Les Sleeth said:
Energy is a concept. No existential properties are allowed to be assigned to it.
If energy is an imaginary concept, the essence of mass is an imaginary concept.
A concept is a thought.
If energy is a thought, mass is a thought. A thought requires a thinker. The thinker proposed powerful enough to manifest the universe is God.
The prevalent view among physicists/philosophers is that mass and energy are two equivalent properties of physical systems (
considered real properties, at least provisionally), in the vast majority of philosophical accounts 'energy' is not seen as a 'substance' (this view is much more difficult to defend). Strictly speaking mass does not transform into energy, they are merely two equivalent properties of 'physical systems'.
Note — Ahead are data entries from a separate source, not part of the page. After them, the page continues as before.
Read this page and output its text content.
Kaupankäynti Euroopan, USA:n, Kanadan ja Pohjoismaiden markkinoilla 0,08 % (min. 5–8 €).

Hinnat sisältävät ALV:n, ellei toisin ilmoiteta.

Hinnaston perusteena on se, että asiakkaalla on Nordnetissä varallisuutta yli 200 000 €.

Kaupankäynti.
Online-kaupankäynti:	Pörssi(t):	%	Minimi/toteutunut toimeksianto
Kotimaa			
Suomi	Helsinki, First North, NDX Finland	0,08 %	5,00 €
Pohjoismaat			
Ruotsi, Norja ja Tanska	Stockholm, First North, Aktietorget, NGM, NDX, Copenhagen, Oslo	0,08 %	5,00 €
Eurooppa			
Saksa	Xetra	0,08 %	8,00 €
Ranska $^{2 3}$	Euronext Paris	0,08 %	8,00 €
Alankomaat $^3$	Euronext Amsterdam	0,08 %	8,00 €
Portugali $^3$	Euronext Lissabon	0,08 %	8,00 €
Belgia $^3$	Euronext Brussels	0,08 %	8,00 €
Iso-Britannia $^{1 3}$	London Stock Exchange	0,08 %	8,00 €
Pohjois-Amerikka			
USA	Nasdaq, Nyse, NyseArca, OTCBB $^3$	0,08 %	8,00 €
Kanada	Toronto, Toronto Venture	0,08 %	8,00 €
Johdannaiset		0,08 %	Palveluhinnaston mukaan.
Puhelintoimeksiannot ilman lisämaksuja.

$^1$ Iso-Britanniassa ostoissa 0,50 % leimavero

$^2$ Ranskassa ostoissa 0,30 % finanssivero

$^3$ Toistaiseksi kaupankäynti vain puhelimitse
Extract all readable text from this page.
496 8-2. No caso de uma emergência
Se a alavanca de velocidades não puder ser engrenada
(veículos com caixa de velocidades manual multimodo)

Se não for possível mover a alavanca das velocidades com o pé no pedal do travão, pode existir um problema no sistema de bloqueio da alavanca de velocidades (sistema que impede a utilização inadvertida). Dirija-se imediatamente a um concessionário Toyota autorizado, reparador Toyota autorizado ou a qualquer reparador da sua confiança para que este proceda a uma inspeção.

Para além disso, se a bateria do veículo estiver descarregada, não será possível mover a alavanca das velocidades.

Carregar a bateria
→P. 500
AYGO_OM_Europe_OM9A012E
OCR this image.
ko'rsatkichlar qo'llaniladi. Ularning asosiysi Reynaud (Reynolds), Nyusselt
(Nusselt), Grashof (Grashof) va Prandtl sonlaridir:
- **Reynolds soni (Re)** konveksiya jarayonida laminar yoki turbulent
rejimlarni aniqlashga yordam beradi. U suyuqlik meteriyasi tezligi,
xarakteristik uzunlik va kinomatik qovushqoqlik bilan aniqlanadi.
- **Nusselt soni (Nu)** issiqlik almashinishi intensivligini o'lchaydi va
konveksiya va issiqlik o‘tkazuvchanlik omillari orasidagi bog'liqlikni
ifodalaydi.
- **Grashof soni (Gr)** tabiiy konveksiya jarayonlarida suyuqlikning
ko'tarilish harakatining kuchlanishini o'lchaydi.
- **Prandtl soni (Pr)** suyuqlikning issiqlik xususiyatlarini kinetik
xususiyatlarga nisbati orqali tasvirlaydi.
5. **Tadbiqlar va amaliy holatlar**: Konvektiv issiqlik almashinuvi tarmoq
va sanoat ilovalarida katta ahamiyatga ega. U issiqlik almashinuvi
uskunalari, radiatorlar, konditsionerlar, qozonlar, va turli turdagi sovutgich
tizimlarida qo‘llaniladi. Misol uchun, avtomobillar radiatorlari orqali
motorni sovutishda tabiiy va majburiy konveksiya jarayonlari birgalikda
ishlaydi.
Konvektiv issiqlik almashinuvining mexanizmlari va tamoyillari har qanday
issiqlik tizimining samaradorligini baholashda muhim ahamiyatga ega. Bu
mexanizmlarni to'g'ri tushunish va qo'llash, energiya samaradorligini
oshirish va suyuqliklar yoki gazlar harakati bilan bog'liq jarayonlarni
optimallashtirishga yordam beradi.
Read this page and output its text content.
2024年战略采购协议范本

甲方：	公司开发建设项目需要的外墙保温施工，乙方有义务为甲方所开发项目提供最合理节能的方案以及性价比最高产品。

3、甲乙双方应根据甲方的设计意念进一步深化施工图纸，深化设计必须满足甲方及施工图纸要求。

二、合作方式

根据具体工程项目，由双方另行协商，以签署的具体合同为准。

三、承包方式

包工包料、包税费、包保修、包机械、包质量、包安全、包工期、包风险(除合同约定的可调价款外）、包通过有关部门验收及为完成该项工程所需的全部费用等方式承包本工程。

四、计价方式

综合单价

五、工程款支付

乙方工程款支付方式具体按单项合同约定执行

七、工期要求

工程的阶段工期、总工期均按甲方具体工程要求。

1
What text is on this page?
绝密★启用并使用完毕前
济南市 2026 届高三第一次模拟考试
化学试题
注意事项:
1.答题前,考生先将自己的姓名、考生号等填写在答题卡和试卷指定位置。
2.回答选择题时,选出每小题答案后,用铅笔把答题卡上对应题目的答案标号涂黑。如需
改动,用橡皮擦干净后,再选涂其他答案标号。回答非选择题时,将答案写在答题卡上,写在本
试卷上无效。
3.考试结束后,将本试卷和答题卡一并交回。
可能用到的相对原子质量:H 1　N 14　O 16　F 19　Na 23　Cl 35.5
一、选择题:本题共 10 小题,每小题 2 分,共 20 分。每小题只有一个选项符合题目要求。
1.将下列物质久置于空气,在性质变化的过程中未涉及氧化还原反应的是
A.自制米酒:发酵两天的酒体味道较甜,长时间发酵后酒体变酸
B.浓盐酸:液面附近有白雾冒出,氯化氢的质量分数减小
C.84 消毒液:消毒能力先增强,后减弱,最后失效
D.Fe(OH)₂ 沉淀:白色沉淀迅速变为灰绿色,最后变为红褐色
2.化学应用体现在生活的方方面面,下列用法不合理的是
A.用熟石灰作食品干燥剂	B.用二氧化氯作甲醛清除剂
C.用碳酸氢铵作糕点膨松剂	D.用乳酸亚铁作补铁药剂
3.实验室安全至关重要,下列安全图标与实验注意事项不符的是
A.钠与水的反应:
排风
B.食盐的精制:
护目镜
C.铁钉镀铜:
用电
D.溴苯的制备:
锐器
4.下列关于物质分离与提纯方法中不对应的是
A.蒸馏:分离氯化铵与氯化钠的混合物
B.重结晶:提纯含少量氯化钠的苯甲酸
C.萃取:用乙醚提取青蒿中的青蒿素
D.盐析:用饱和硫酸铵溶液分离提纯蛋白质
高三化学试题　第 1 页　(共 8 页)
The concept proved very frutiful so far so that, at least provisionally, scientists are fully entitled to think at energy as being a real property of physical systems. Anyway even if energy were only a mere fruitful theoretical concept (and strongly that all concepts in physics/science are frutiful conventions) this in no way implies that a personal God creates the universe.
Indeed anti-realism does not necessarily imply ontological idealism of the Berkeleyan/lifegazer type which needs God, see the kantian epistemological idealism (strong epistemological anti realism) for example, which retain realism/naturalism only that we cannot perceive the 'noumena'/reality in itself.
Now an interesting question is what are 'physical systems' ultimately? The best model for 'physical' systems we have so far is given by the so called 'quantum fields', which synthesize both the wave and particle aspects. Well there are now good prospects to develop this program further and explain even why physical 'things' have mass.
Grand Unified Theories (GUT, there are more slightly different variants possible, the actual data cannot yet indicate a single one) postulate that the observed diversity, the different properties of the atomic particles are due to the so called
symmetry breaking process which occurred immediately after Big Bang when the temperature lowered enough (there are more breaking points, gravity split first and later the other fundamental 'forces'). Above a certain energy (GUT theories postulate) there is no difference, unification appears.
The process of symmetry breaking is postulated to be due to the so called Higgs fields, in the majority of GUT no less than 24 Higgs fields (each with its own 'quanta of field', there are more Higgs particles postulated to exist) are needed to account for this symmetry breaking (the fields accounting for inflation, the so called inflaton fields are Higgs type fields but are different from the Higgs fields responsible for symmetry breaking).
Still early days but GUT (or
superunification at which loop quantum gravitation and string theories attempt) seems to be a good path, a promising step ahead in our quest to find a TOE (theory of everything) without free parameters (if this is accomplished then the only intepretation of 'bon sens', to quote Duhem, were to say that such a TOE is approximately true).
As a final conclusion merely speculating the fact that science is always provisional, that we do not even have the definitive answers to such simple, common sense at first sight, questions like 'what is physical?' (the 'quantum field' approach is only the best existing model so far, having a fallible epistemological privilege, provisionally accepted as scientific knowledge) is far from being enough to claim that God exists and that all would be rational people should believe this (as unfortunately lifegazer do[es]-by the way he's very active now on a skeptic site I frequent trying to persuade them, in vain of course :-) ). This by no means amount to say that a God does not exist or that people do not have the right to believe, as an entirely personal choice, in a personal God.